Tuesday, March 17, 2015

"With moments that bring tears to the eyes and others that disgusted me beyond what I thought I was capable of, Tanzer also made me laugh, wonder, and feel excited to see Two Rivers again and again." The New York Stories. The Chicago Writer.

Most humbling. And greatly appreciated. Excerpt? Word.

"Ben Tanzer’s strength lies in his recurring characters. It’s a small enough town, right? So some characters are going to come back, you figure. And they do across the span of several years—some stories of children later unfold when we see those little boys and girls turn into confused, fucked up adults. When one marriage ends, another begins and we find that protagonist’s ex-wife as a different protagonist’s wife. Though, not all the stories are told from the point-of-view of men either. Sometimes, we see women discover their independence again, or embrace it in the wake of the oncoming storm. Many of the protagonists are children, and sometimes, the point-of-view is from a collective community. Either way, these characters often return, and sometimes, they’ve learned something from the things they lost. At other times, they come back as fresh as we left them, as befuddled and lost as they once were when they first set out into the world, setting out yet again into the storm. It’s because of this, it’s easy to develop a relationship with these characters as they struggle through the strife of that begets Two Rivers, in spite of the narrative distance built by a lack of description.

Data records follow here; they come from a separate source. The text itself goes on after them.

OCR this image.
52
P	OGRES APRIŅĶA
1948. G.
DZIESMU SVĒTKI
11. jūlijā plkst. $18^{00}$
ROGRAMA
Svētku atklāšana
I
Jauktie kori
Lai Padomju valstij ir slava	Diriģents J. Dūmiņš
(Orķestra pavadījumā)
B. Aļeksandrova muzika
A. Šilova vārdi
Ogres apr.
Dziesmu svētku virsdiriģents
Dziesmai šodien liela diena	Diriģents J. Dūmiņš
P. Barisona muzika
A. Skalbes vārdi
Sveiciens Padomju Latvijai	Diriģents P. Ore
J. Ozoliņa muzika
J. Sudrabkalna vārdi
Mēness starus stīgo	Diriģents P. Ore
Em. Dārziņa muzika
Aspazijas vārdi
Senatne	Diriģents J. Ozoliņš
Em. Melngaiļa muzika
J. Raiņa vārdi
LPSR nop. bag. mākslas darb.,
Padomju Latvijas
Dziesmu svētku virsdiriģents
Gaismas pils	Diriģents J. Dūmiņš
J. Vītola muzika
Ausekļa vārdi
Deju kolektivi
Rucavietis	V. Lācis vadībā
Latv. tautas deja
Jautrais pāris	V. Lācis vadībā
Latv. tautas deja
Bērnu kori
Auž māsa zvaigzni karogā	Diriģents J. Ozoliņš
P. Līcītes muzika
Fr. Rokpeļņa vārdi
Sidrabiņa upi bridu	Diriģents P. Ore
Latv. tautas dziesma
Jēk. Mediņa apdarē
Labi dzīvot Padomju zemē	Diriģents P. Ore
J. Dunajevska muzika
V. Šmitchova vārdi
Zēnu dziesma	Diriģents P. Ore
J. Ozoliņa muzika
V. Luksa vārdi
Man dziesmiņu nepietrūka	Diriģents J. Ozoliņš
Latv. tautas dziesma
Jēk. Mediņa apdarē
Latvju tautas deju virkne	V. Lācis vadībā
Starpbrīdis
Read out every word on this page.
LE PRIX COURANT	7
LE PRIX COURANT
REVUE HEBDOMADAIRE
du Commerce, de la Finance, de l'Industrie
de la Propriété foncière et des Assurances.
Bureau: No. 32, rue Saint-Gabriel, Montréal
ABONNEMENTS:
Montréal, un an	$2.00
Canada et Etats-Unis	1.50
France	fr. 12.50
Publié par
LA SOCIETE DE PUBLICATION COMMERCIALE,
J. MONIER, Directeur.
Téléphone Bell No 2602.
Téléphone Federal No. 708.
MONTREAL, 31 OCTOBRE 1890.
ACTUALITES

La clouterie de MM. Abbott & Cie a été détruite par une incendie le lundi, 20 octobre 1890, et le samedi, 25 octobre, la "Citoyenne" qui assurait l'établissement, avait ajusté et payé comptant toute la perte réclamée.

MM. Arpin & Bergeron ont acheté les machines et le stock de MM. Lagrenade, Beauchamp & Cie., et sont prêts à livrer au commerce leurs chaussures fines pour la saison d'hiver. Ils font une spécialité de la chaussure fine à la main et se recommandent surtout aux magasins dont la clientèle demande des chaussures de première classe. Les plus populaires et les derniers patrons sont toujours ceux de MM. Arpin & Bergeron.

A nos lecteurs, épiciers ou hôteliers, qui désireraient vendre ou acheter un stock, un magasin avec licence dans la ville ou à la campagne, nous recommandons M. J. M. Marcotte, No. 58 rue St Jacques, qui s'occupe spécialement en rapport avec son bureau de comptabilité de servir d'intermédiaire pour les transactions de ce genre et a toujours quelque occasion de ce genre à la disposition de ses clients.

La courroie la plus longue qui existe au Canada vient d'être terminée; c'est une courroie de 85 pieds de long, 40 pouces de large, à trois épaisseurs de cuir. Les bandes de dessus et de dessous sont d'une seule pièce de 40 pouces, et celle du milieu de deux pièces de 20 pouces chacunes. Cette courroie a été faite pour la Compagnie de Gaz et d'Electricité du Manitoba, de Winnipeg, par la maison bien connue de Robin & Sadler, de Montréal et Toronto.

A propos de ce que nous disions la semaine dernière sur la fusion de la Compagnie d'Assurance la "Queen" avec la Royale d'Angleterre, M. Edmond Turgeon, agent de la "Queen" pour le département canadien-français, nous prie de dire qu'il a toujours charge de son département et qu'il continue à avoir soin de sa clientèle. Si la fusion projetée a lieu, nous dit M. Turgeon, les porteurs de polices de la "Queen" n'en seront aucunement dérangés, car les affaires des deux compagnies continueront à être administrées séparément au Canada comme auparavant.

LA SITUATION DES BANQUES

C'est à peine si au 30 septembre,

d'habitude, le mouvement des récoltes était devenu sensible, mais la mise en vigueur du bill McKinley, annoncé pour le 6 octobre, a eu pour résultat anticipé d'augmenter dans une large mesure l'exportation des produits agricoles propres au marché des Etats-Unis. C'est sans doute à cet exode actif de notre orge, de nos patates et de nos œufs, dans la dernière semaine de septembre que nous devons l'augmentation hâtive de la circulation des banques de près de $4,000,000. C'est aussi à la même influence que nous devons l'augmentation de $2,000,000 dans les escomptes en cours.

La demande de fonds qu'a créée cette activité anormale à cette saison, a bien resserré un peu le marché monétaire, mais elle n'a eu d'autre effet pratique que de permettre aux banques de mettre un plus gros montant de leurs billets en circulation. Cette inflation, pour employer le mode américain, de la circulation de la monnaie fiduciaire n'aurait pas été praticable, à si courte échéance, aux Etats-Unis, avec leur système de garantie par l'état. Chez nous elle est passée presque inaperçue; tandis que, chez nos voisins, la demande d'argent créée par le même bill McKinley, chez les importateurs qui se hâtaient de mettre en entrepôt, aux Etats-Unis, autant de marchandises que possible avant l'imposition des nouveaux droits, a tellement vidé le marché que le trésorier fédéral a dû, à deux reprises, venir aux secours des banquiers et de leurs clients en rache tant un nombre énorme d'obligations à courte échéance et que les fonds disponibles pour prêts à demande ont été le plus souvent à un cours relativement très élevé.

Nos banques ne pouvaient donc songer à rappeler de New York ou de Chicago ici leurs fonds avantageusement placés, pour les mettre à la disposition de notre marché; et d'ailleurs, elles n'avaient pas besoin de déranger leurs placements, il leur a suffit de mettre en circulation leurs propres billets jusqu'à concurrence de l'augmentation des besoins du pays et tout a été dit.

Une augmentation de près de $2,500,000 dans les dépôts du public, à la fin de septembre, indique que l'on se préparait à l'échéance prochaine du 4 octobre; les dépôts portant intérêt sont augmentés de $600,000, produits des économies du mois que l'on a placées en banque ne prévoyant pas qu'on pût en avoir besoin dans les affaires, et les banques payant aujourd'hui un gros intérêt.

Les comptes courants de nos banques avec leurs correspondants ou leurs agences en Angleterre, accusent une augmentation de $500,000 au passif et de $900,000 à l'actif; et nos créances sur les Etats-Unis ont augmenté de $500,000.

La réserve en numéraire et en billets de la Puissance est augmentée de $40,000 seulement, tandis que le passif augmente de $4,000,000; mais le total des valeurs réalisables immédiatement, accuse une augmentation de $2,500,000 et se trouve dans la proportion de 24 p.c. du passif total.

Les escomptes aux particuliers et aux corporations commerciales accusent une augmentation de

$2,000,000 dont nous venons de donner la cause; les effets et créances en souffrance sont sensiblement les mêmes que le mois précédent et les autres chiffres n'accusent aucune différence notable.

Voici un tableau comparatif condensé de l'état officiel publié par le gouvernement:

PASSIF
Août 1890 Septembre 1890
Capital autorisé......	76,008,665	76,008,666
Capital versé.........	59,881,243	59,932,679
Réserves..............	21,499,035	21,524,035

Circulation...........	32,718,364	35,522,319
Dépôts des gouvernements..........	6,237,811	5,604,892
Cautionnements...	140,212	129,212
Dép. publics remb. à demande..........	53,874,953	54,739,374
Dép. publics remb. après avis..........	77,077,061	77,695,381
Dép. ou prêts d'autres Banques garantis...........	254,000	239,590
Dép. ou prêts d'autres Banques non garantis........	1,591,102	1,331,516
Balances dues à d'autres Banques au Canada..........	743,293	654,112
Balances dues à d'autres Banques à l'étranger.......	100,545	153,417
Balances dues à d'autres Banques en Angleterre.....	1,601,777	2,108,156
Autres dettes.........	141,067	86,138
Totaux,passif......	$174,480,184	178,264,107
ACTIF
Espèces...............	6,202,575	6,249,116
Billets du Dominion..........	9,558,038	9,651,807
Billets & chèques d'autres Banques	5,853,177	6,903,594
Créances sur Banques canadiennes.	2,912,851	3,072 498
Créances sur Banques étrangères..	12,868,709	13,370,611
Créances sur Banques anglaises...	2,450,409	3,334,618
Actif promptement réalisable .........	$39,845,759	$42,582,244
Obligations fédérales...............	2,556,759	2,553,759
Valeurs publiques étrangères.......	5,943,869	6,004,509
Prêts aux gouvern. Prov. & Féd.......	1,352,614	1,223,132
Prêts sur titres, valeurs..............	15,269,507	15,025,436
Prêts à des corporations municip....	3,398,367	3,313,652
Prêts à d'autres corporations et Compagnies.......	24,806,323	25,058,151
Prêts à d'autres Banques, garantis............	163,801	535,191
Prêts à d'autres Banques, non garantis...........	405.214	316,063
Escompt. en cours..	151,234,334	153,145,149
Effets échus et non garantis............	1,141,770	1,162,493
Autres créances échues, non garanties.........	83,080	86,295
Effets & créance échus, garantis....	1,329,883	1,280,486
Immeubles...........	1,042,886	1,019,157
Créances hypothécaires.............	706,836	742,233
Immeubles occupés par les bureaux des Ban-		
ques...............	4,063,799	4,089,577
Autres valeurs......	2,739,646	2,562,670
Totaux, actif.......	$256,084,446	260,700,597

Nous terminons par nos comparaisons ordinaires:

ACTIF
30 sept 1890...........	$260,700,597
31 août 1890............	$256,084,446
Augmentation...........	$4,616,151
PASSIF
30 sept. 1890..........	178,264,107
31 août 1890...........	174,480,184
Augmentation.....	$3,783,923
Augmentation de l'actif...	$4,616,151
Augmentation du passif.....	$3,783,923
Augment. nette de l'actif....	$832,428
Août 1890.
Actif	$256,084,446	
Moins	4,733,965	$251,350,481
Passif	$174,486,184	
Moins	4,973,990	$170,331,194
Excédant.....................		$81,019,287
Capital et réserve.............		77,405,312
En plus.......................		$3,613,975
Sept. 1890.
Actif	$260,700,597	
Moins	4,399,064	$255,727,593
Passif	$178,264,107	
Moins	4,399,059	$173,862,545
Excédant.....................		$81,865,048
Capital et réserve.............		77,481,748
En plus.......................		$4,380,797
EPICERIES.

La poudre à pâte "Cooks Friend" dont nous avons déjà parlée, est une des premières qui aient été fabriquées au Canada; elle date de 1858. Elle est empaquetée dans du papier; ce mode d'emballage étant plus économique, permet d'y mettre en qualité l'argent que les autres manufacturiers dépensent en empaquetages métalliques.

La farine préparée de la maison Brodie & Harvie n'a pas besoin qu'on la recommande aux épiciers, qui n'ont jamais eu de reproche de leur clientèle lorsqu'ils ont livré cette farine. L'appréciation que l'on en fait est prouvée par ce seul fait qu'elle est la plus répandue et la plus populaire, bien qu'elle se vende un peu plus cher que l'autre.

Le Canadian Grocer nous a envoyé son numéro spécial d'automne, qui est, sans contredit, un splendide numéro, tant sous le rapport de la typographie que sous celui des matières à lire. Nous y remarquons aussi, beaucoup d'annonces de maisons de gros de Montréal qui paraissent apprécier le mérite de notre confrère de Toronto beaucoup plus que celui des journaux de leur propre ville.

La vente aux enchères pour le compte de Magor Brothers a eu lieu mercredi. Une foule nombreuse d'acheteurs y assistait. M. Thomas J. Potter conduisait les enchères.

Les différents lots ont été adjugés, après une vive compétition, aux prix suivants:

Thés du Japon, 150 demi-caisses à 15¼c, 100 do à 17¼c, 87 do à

We knew that this character when he was just a kid, after all, so it’s really easy to maintain your relationship with him, even if you kind of hated Stevey or Frank or any of those assholes when they were just in high school. And seeing them as children before watching them succumb to their fate is what makes this book brilliant. It’s not quite the same way that Salinger or Ellis bring characters back around again, almost as a masturbatory reference to their other works, because it’s just as important to the later stories that you saw the past stories in order to understand the full circle that some of these characters take, even if those past stories aren’t directly referenced. Like a chain, they link together, but each link alone still makes a full circle."